Here's how little confidence the global bond market has in the ability of Greece to avoid default: In order to sell two-year bonds, Athens must now offer its lenders 60 percent.
It is no wonder that more and more German officials, among others, fully expect Greece to default on its national debt. They are turning their attention to protecting German banks, which hold a significant amount of Greek debt, in the increasingly likely event of a default.
The 60 percent interest rate is only the latest evidence in the now-two-year Greek debacle that has exposed rifts among European leaders and institutions about how to handle members of the euro zone that won't live within their means. Some leaders want more monetary and fiscal integration and are pushing for the issuance of so-called euro bonds. Such a tactic, endorsed by France and Belgium, would spread all risks and all rewards among all members of the euro zone.
Other officials, including many from Finland and Slovakia, want either substantial collateral from Greece for more loans or else want Greece to just leave the euro zone before its troubles drag down the euro to new lows.
Now it appears that Germany may be tilting in the direction of Slovakia and Finland. Aides to German Chancellor Angela Merkel are signaling that Greece may need to leave the euro zone.
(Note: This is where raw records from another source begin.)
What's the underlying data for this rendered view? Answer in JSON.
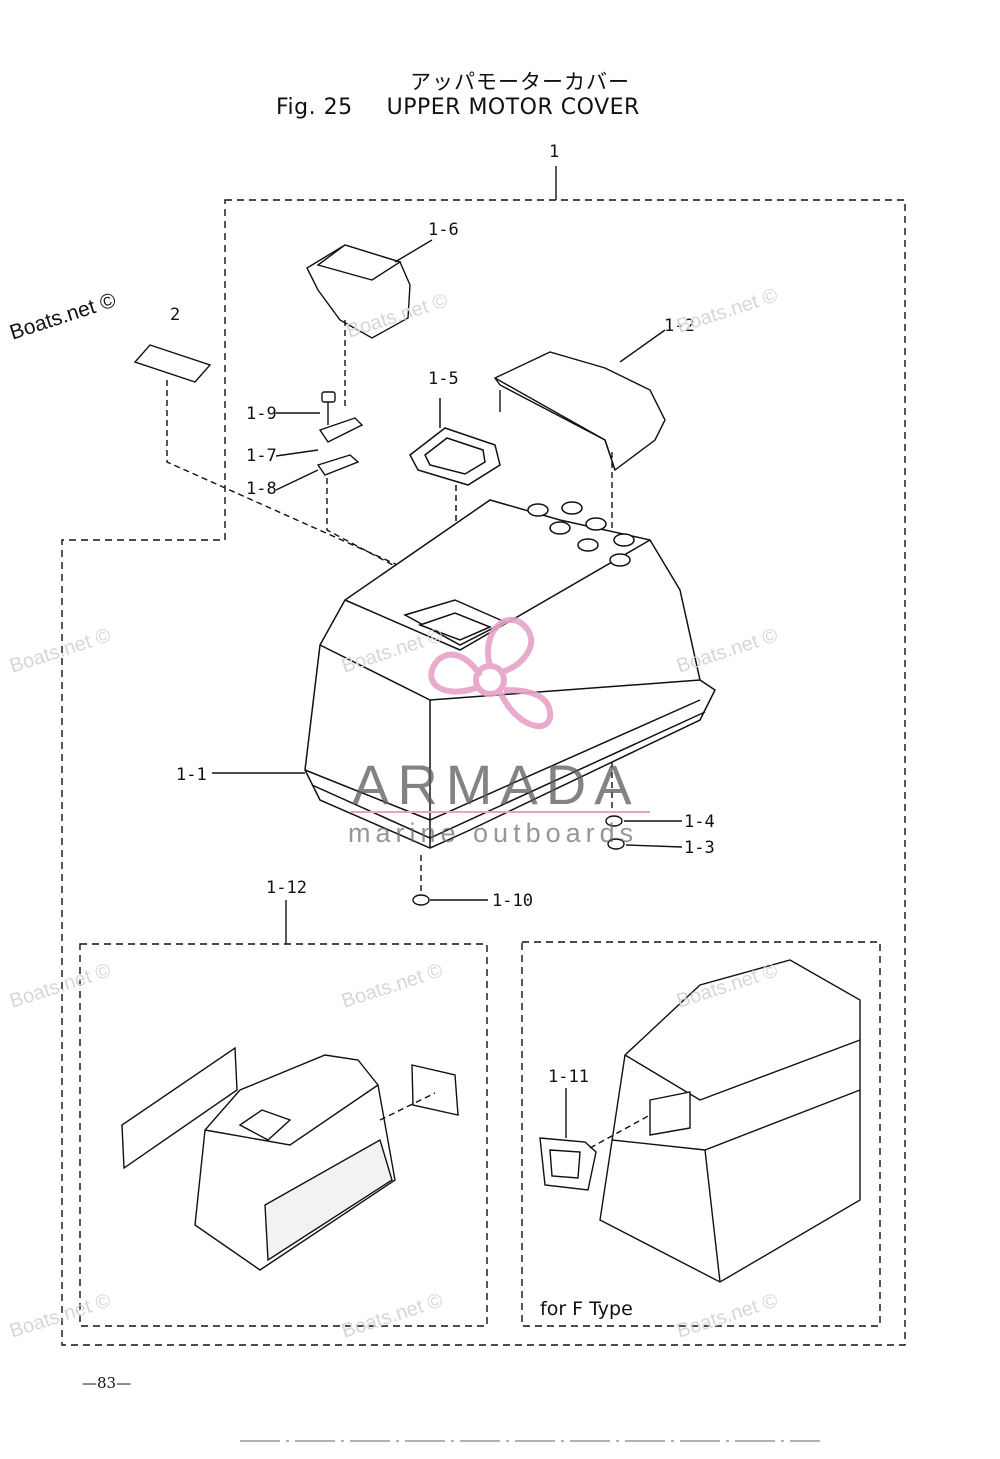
{
  "figure": {
    "title_jp": "アッパモーターカバー",
    "fig_no": "Fig. 25",
    "title_en": "UPPER MOTOR COVER"
  },
  "callouts": {
    "c1": "1",
    "c2": "2",
    "c1_1": "1-1",
    "c1_2": "1-2",
    "c1_3": "1-3",
    "c1_4": "1-4",
    "c1_5": "1-5",
    "c1_6": "1-6",
    "c1_7": "1-7",
    "c1_8": "1-8",
    "c1_9": "1-9",
    "c1_10": "1-10",
    "c1_11": "1-11",
    "c1_12": "1-12"
  },
  "inset_note": "for F Type",
  "page_number": "—83—",
  "watermark": {
    "text": "Boats.net ©",
    "logo_main": "ARMADA",
    "logo_sub": "marine outboards",
    "logo_color": "#e6a3c8"
  }
}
"It feels like Germany is preparing itself for a debt default," Jacques Cailloux, chief European economist at Royal Bank of Scotland Group Plc in London, told Bloomberg. "Fatigue is setting in. Germany could be a first mover or other countries could be preparing too."
As Europe's strongest economy, its support for any bailout of Greece is essential.
"The situation is very serious, more than some had thought," conservative parliamentary floor leader Peter Altmaier, who is from the Christian Democratic Union, told Reuters.
"Exclusion from the euro zone is not legally possible at the moment," he said. "That means the Greeks must decide themselves if they stay in the euro zone or if an exit is better for them."
The sky-high level of Greek interest rates coincides with European stock markets hitting a 26-month low, with French bank stocks leading the plunge.